The Blue Grass team is applying lessons learned during VX nerve agent M55 rocket destruction operations to optimize processing during the upcoming GB nerve agent M55 rocket destruction campaign.
“We learned things about how the new rocket processing equipment could be tuned up and adapted for better efficiency and throughput,” said Jeff Brubaker, technical advisor, Blue Grass Chemical Agent-Destruction Pilot Plant. “VX rocket operations were very helpful in showing us how to prepare for the GB M55 rockets, and we have been applying those lessons and making tweaks and changes during our changeover period.”

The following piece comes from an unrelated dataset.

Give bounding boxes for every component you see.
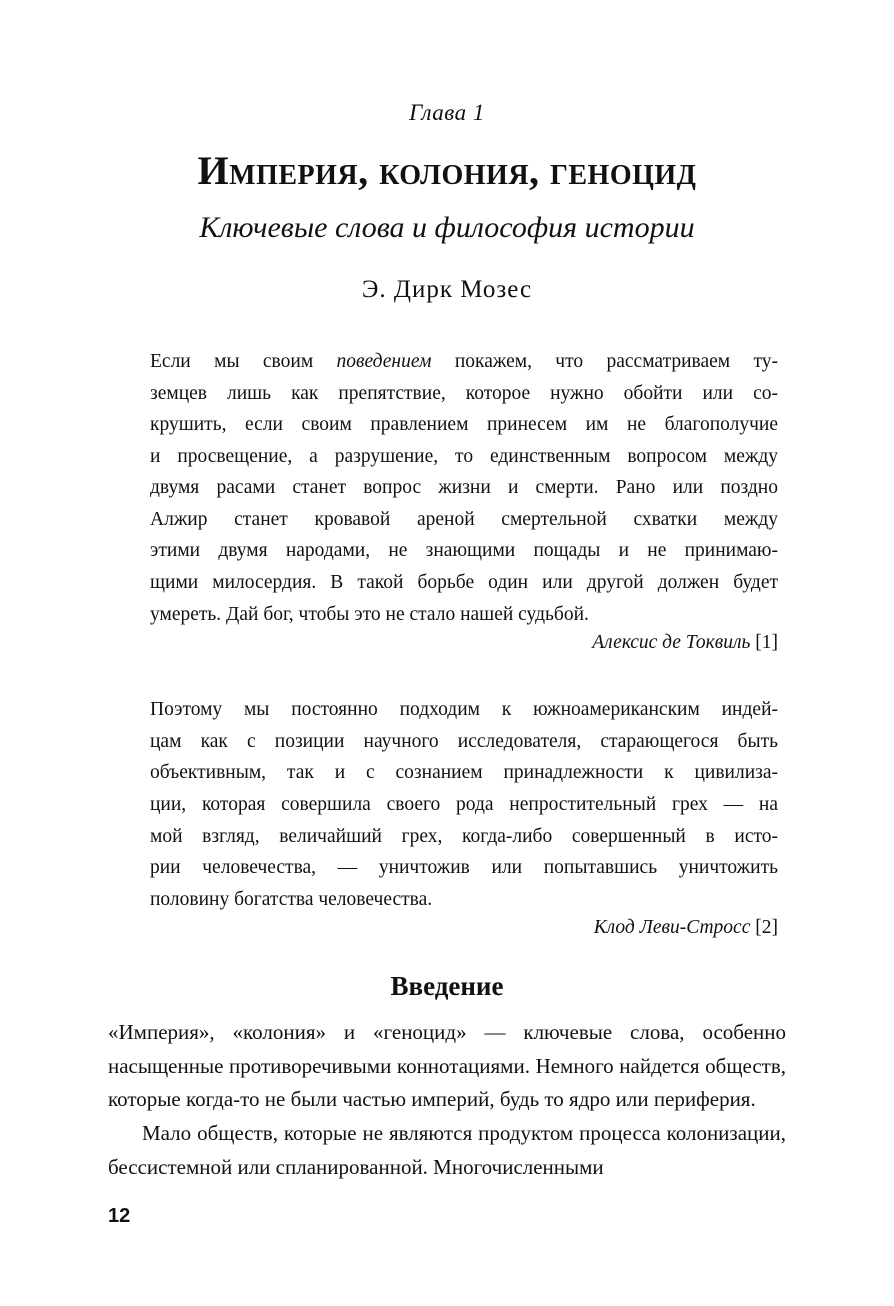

Some of the items included modifications to physical equipment, such as adapting a hold-down bracket for the machine that wraps the drained rocket warhead in plastic and enhancing the Punch and Drain Station to reduce the amount of decontamination work needed during and after operations, Brubaker said. Other changes included software code updates and design-change implementation. The team is also making process improvements to reduce worker entries into potentially toxic areas of the plant.

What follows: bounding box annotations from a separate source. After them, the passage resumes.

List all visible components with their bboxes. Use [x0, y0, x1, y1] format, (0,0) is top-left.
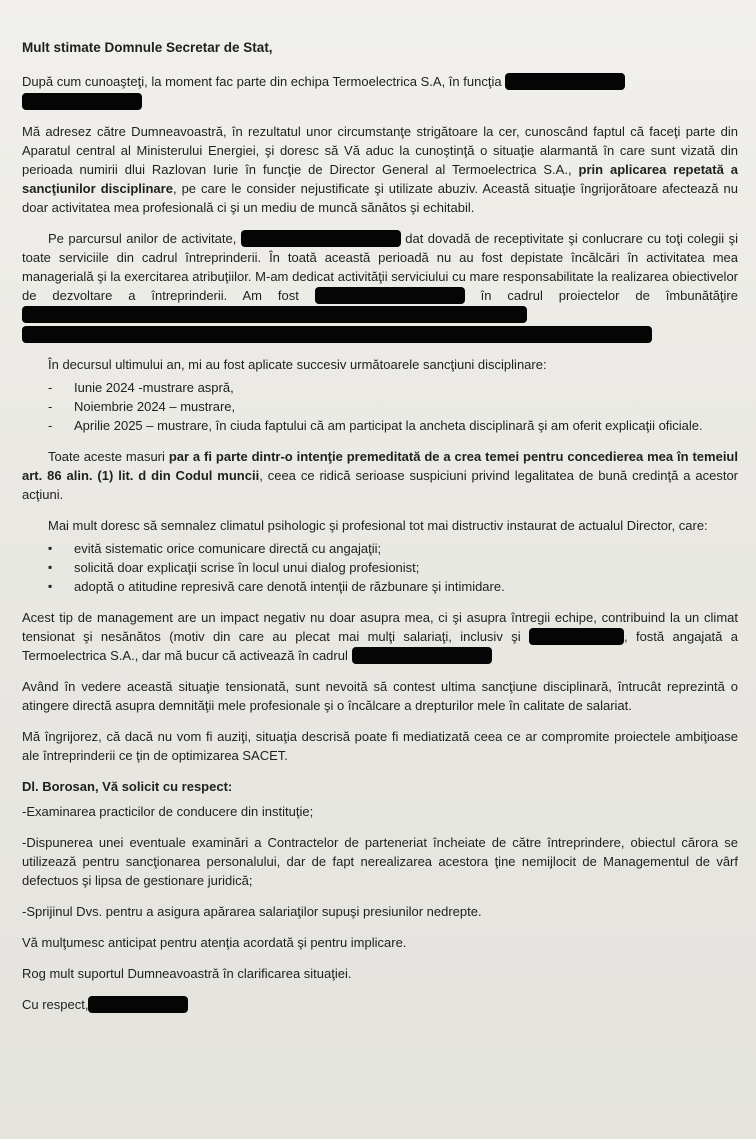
request-heading: Dl. Borosan, Vă solicit cu respect: — [22, 779, 233, 794]
paragraph-activity — [22, 229, 738, 343]
redaction-bar — [315, 287, 465, 304]
closing-signature — [22, 995, 738, 1014]
measures-emphasis: par a fi parte dintr-o intenţie premeditată de a crea temei pentru concedierea mea în temeiul art. 86 alin. (1) lit. d din Codul muncii — [22, 449, 738, 483]
measures-text-end: , ceea ce ridică serioase suspiciuni privind legalitatea de bună credinţă a acestor acţiuni. — [22, 468, 739, 502]
paragraph-contest: Având în vedere această situaţie tensionată, sunt nevoită să contest ultima sancţiune disciplinară, întrucât reprezintă o atingere directă asupra demnităţii mele profesionale şi o încălcare a drepturilor mele în calitate de salariat. — [22, 679, 738, 713]
redaction-bar — [22, 93, 142, 110]
list-item: - Aprilie 2025 – mustrare, în ciuda faptului că am participat la ancheta disciplinară şi am oferit explicaţii oficiale. — [48, 418, 703, 433]
impact-text-2: , fostă angajată a Termoelectrica S.A., dar mă bucur că activează în cadrul — [22, 629, 738, 663]
paragraph-climate: Mai mult doresc să semnalez climatul psihologic şi profesional tot mai distructiv instaurat de actualul Director, care: — [48, 518, 708, 533]
list-item: - Iunie 2024 -mustrare aspră, — [48, 380, 234, 395]
context-text-end: , pe care le consider nejustificate şi utilizate abuziv. Această situaţie îngrijorătoare afectează nu doar activitatea mea profesională ci şi un mediu de muncă sănătos şi echitabil. — [22, 181, 738, 215]
redaction-bar — [352, 647, 492, 664]
paragraph-intro — [22, 72, 738, 110]
redaction-bar — [22, 326, 652, 343]
request-item: -Dispunerea unei eventuale examinări a Contractelor de parteneriat încheiate de către întreprindere, obiectul cărora se utilizează pentru sancţionarea personalului, dar de fapt nerealizarea acestora ţine nemijlocit de Managementul de vârf defectuos şi lipsa de gestionare juridică; — [22, 835, 738, 888]
request-item: -Examinarea practicilor de conducere din instituţie; — [22, 804, 314, 819]
closing-text: Cu respect, — [22, 997, 89, 1012]
support-line: Rog mult suportul Dumneavoastră în clarificarea situaţiei. — [22, 966, 352, 981]
list-item: - Noiembrie 2024 – mustrare, — [48, 399, 236, 414]
request-item: -Sprijinul Dvs. pentru a asigura apărarea salariaţilor supuşi presiunilor nedrepte. — [22, 904, 482, 919]
context-text: Mă adresez către Dumneavoastră, în rezultatul unor circumstanţe strigătoare la cer, cunoscând faptul că faceţi parte din Aparatul central al Ministerului Energiei, şi doresc să Vă aduc la cunoştinţă o situaţie alarmantă în care sunt vizată din perioada numirii dlui Razlovan Iurie în funcţie de Director General al Termoelectrica S.A., — [22, 124, 738, 177]
list-item: ▪ adoptă o atitudine represivă care denotă intenţii de răzbunare şi intimidare. — [48, 579, 505, 594]
redaction-bar — [529, 628, 624, 645]
director-behaviour-list — [22, 539, 738, 596]
context-emphasis: prin aplicarea repetată a sancţiunilor disciplinare — [22, 162, 738, 196]
activity-text: Pe parcursul anilor de activitate, — [48, 231, 237, 246]
intro-text: După cum cunoaşteţi, la moment fac parte din echipa Termoelectrica S.A, în funcţia — [22, 74, 502, 89]
activity-text-2: dat dovadă de receptivitate şi conlucrare cu toţi colegii şi toate serviciile din cadrul întreprinderii. În toată această perioadă nu au fost depistate încălcări în activitatea mea managerială şi la exercitarea atribuţiilor. M-am dedicat activităţii serviciului cu mare responsabilitate la realizarea obiectivelor de dezvoltare a întreprinderii. Am fost — [22, 231, 738, 303]
sanctions-list — [22, 378, 738, 435]
list-item: ▪ evită sistematic orice comunicare directă cu angajaţii; — [48, 541, 382, 556]
thanks-line: Vă mulţumesc anticipat pentru atenţia acordată şi pentru implicare. — [22, 935, 407, 950]
redaction-bar — [22, 306, 527, 323]
paragraph-context — [22, 122, 738, 217]
redaction-bar — [88, 996, 188, 1013]
redaction-bar — [505, 73, 625, 90]
list-item: ▪ solicită doar explicaţii scrise în locul unui dialog profesionist; — [48, 560, 420, 575]
redaction-bar — [241, 230, 401, 247]
paragraph-sanctions-intro: În decursul ultimului an, mi au fost aplicate succesiv următoarele sancţiuni disciplinare: — [48, 357, 547, 372]
paragraph-concern: Mă îngrijorez, că dacă nu vom fi auziţi, situaţia descrisă poate fi mediatizată ceea ce ar compromite proiectele ambiţioase ale întreprinderii ce ţin de optimizarea SACET. — [22, 729, 738, 763]
activity-text-3: în cadrul proiectelor de îmbunătăţire — [480, 288, 738, 303]
paragraph-management-impact — [22, 608, 738, 665]
salutation: Mult stimate Domnule Secretar de Stat, — [22, 40, 273, 55]
measures-text: Toate aceste masuri — [48, 449, 165, 464]
impact-text: Acest tip de management are un impact negativ nu doar asupra mea, ci şi asupra întregii echipe, contribuind la un climat tensionat şi nesănătos (motiv din care au plecat mai mulţi salariaţi, inclusiv şi — [22, 610, 738, 644]
paragraph-measures — [22, 447, 738, 504]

“The team also became familiar with the process of handling non-contaminated rocket motors and rocket warheads drained of their chemical agent in the main plant, both products of the destruction operations and considered secondary waste,” Brubaker said.
The rocket motors from VX operations were shipped to Alabama for destruction in the Anniston Static Detonation Chamber, or SDC. The Anniston SDC unit began destroying rocket motors March 29, 2022. The drained warheads were containerized, crated and delivered to temporary storage in the Chemical Limited Area on the Blue Grass Army Depot to await their destruction in one of the Blue Grass plant’s SDC units. These operations will continue for the GB M55 rocket campaign.

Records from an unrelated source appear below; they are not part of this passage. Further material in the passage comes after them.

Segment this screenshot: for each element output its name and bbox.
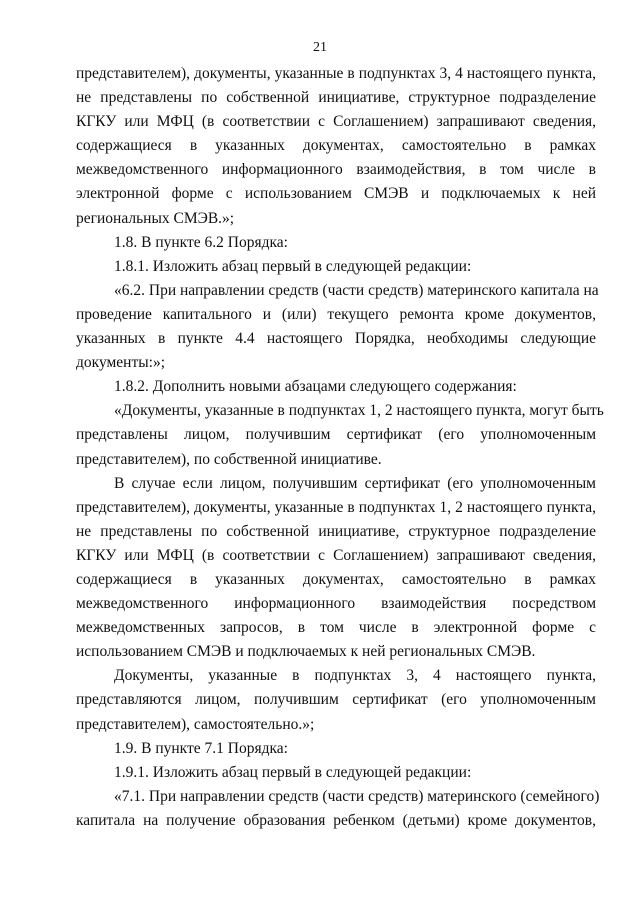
text-line: содержащиеся в указанных документах, самостоятельно в рамках	[76, 137, 596, 155]
text-line: представителем), самостоятельно.»;	[76, 715, 315, 733]
text-line: использованием СМЭВ и подключаемых к ней региональных СМЭВ.	[76, 643, 536, 661]
text-line: 1.9.1. Изложить абзац первый в следующей редакции:	[114, 763, 472, 781]
document-body	[76, 62, 604, 833]
text-line: представителем), документы, указанные в подпунктах 1, 2 настоящего пункта,	[76, 498, 596, 516]
text-line: КГКУ или МФЦ (в соответствии с Соглашением) запрашивают сведения,	[76, 546, 596, 564]
text-line: «7.1. При направлении средств (части средств) материнского (семейного)	[114, 787, 600, 805]
text-line: представлены лицом, получившим сертификат (его уполномоченным	[76, 426, 596, 444]
page-number: 21	[313, 40, 327, 55]
text-line: межведомственного информационного взаимодействия посредством	[76, 595, 596, 613]
text-line: региональных СМЭВ.»;	[76, 209, 235, 227]
text-line: не представлены по собственной инициативе, структурное подразделение	[76, 89, 596, 107]
text-line: Документы, указанные в подпунктах 3, 4 настоящего пункта,	[114, 667, 596, 685]
text-line: электронной форме с использованием СМЭВ и подключаемых к ней	[76, 185, 596, 203]
text-line: 1.8. В пункте 6.2 Порядка:	[114, 233, 288, 251]
text-line: не представлены по собственной инициативе, структурное подразделение	[76, 522, 596, 540]
text-line: представителем), по собственной инициативе.	[76, 450, 382, 468]
text-line: содержащиеся в указанных документах, самостоятельно в рамках	[76, 570, 596, 588]
text-line: «6.2. При направлении средств (части средств) материнского капитала на	[114, 281, 599, 299]
text-line: представляются лицом, получившим сертификат (его уполномоченным	[76, 691, 596, 709]
text-line: КГКУ или МФЦ (в соответствии с Соглашением) запрашивают сведения,	[76, 113, 596, 131]
text-line: 1.8.1. Изложить абзац первый в следующей редакции:	[114, 257, 472, 275]
text-line: документы:»;	[76, 354, 166, 372]
text-line: 1.8.2. Дополнить новыми абзацами следующего содержания:	[114, 378, 517, 396]
text-line: В случае если лицом, получившим сертификат (его уполномоченным	[114, 474, 596, 492]
text-line: 1.9. В пункте 7.1 Порядка:	[114, 739, 288, 757]
text-line: проведение капитального и (или) текущего ремонта кроме документов,	[76, 305, 596, 323]
text-line: представителем), документы, указанные в подпунктах 3, 4 настоящего пункта,	[76, 65, 596, 82]
text-line: межведомственного информационного взаимодействия, в том числе в	[76, 161, 596, 179]
text-line: капитала на получение образования ребенком (детьми) кроме документов,	[76, 811, 596, 829]
text-line: «Документы, указанные в подпунктах 1, 2 настоящего пункта, могут быть	[114, 402, 604, 420]
text-line: межведомственных запросов, в том числе в электронной форме с	[76, 619, 596, 637]
text-line: указанных в пункте 4.4 настоящего Порядка, необходимы следующие	[76, 330, 596, 348]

While the warheads do contain residual chemical agent, they are declared as destroyed per international Chemical Weapons Convention treaty requirements, Brubaker said. All rocket components are tracked by treaty representatives through their final destruction.
Destruction of the GB M55 rockets, the last of the five munition types in the original chemical weapons stockpile in Kentucky, are scheduled to begin in July.